When this technique is generalized to multiple strings, it essentially results in an Aho-Corasick automaton in which the underlying alphabet consists of symbols formed by a group of characters instead of a single character. We show how a regular Aho-Corasick automaton can be transformed into an automaton which is suitable for matching multiple characters at a time as opposed to a single character. Moreover, we show how this transformation allows us to parallelize the Aho-Corasick algorithm.

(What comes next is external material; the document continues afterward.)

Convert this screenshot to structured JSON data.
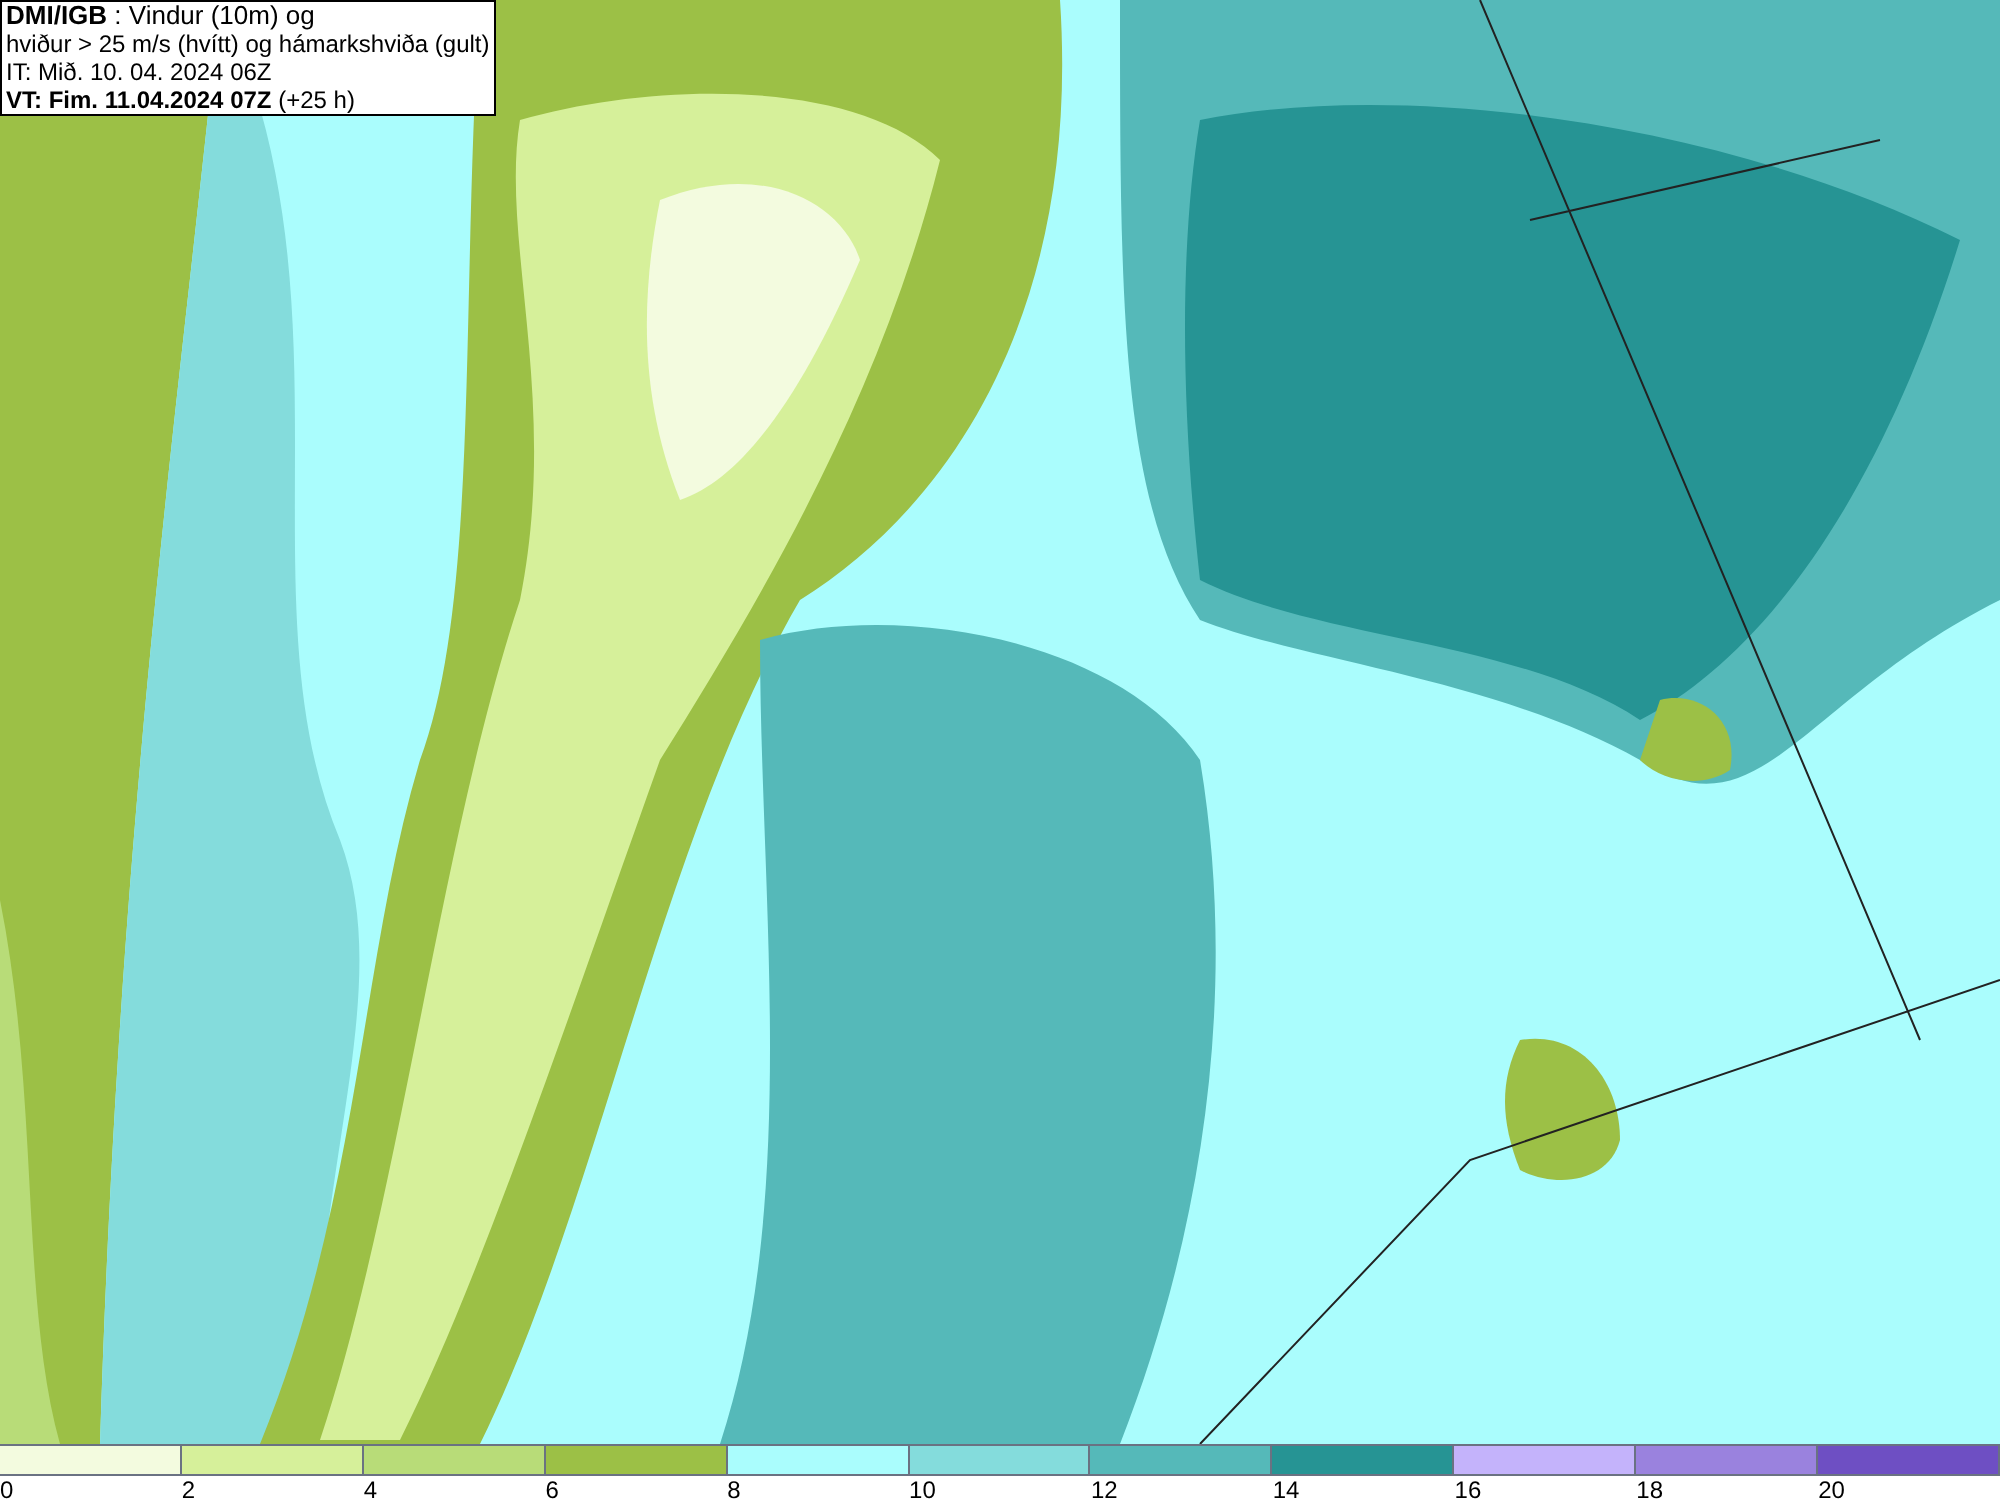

Once we parallelize the Aho-Corasick automaton, we can use multiple instances to achieve a required speedup by advancing the text stream, by multiple characters at a time. Most importantly, we show how each automaton can be implemented using Bloom filters which help us not only reduce the off-chip memory requirement but also suppress off-chip memory access to a great extent. When a string appears in the text stream, our machine performs memory accesses. This slows down the string matching process. However, since the typical text stream in the context of NIDS rarely contains strings of interest, our algorithm can maintain the desired speedup for such a text stream.
The rest of the chapter is organized as follows. We discuss the basic Aho-Corasick algorithm and highlight its drawbacks from the perspective of hardware implemen-tation. We then present our algorithm in Section 6.2. The numerical analysis of the performance is presented in Section 6.3 and finally the simulation results with a Snort string set are presented in 6.4. Section 6.5 summarizes this chapter.